Bazen şüphe ile vesvese karıştırılıyor. Aklın fizik olayları konusunda, “Acaba şöyle mi, yoksa böyle mi?” gibi tereddütlere düşmesi, araştırma yaparak gerçeği bulması zaten onun görevidir. Hiçbir şeyin aksini düşünmeyen, bildiği ile yetinen bir akıl terakkiye manidir.

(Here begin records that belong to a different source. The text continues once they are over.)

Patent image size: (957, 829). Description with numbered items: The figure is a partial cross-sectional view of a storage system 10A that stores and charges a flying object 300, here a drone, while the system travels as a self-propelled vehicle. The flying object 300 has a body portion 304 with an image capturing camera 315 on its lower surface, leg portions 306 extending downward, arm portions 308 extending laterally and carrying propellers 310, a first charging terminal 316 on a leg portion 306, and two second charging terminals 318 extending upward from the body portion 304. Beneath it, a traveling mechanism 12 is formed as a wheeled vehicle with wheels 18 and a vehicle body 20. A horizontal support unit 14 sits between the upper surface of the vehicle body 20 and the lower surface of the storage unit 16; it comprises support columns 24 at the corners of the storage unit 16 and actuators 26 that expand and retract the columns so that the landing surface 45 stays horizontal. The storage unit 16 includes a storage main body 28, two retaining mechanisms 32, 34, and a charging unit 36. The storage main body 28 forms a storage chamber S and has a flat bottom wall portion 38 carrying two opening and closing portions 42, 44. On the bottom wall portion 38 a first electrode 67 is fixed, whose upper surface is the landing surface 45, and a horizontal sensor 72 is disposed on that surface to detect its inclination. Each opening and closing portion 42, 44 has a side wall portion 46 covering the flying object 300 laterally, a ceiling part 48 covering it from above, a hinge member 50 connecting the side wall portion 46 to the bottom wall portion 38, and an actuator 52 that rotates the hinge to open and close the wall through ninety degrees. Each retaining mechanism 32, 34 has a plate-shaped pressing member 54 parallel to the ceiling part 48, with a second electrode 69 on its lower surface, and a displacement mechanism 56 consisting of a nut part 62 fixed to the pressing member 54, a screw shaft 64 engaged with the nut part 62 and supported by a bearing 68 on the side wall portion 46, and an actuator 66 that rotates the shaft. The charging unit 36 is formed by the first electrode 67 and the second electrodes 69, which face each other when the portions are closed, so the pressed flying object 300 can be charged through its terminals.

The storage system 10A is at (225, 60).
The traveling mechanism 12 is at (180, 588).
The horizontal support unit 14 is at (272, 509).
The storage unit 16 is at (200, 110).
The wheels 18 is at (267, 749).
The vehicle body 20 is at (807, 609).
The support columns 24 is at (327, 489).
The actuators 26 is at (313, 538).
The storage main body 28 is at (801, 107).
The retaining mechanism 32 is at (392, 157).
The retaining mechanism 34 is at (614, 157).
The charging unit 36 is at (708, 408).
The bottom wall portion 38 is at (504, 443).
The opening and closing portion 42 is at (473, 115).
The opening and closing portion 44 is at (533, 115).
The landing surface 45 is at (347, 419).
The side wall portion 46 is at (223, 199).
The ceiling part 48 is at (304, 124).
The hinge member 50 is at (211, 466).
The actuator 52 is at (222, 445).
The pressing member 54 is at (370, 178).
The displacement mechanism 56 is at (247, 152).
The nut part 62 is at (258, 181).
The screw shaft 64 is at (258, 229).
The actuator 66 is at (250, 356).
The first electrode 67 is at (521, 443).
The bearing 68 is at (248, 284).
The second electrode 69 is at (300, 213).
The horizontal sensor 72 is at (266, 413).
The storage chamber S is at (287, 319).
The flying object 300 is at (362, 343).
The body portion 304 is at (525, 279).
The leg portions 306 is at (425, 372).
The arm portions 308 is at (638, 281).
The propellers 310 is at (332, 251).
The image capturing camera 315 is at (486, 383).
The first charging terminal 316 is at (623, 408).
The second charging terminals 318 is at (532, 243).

İmanî meselelerde ise durum farklıdır. Mesela, meleklerin varlığı konusunda aklın şüpheye düşmesi, o nuranî varlıkların olmamalarına da olmaları kadar ihtimal vermek demek olur ki, Üstadımız böyle bir tarafsız düşünce için “muvakkaten bir dinsizliktir” ifadesini kullanır.
Daha önce de beyan edildiği gibi, kalbin inanması da sevmesi de korkması da,..., kelimesizdir. Ona zarar vermek üzere şeytanın attığı vesveseler de kelimesizdir. Yani bunlar kelimelere dökülmüş fikirler halinde kalbe intikal edemezler.
Fikirleri değerlendirmenin yeri kalp değil akıldır. Nitekim burada da şeytanın vesveseyi önce kalbe attığı beyan edilmiştir.
Selam ve dua ile...
Sorularla Risale Editörü
Yorumlar
Vesvese veya şüphe Akıl kalb hayal ruh vb duygulardan herbirine gelebilir mi İZAH EDERMİSİNİZ
Evvel tahayyül olur, sonra tasavvur gelir.
Sonra gelir taakkul, sonra tasdik ediyor, sonra iz'an oluyor, sonra gelir iltizam, sonra itikad gelir.
İtikadın başkadır, iltizamın başkadır. Her birinden çıkar bir hâlet: Salâbet itikaddan,
Taassub iltizamdan, imtisâl iz'andan; tasdikten iltizam, taakkulde bîtaraf, bîbehre tasavvurda.
Tahayyülde safsata hasıl olur, mezcine eğer olmaz muktedir. Batıl şeyleri güzel tasvir etmek, her demde,
Safi olan zihinleri cerhdir, hem idlâli
buna göre ilk 3 mertebede(tahayyul,tasavvur,taakkul) vesvesenin bu 3 mertebeye geldiğini söyleyebilirmiyiz...
İnsan bu 3 mertebeyi diğer mertebeler ile karıştırdığından vesveseye düşüyor.
peki sizin" İmanî meselelerde ise durum farklıdır. Mesela, meleklerin varlığı konusunda aklın şüpheye düşmesi, o nuranî varlıkların olmamalarına da olmaları kadar ihtimal vermek demek olur ki, Üstadımız böyle bir tarafsız düşünce için “muvakkaten bir dinsizliktir” ifadesini kullanır." BU ŞÜPHE AKLIN HANGİ MERTEBESİ İLE OLUYOR KI?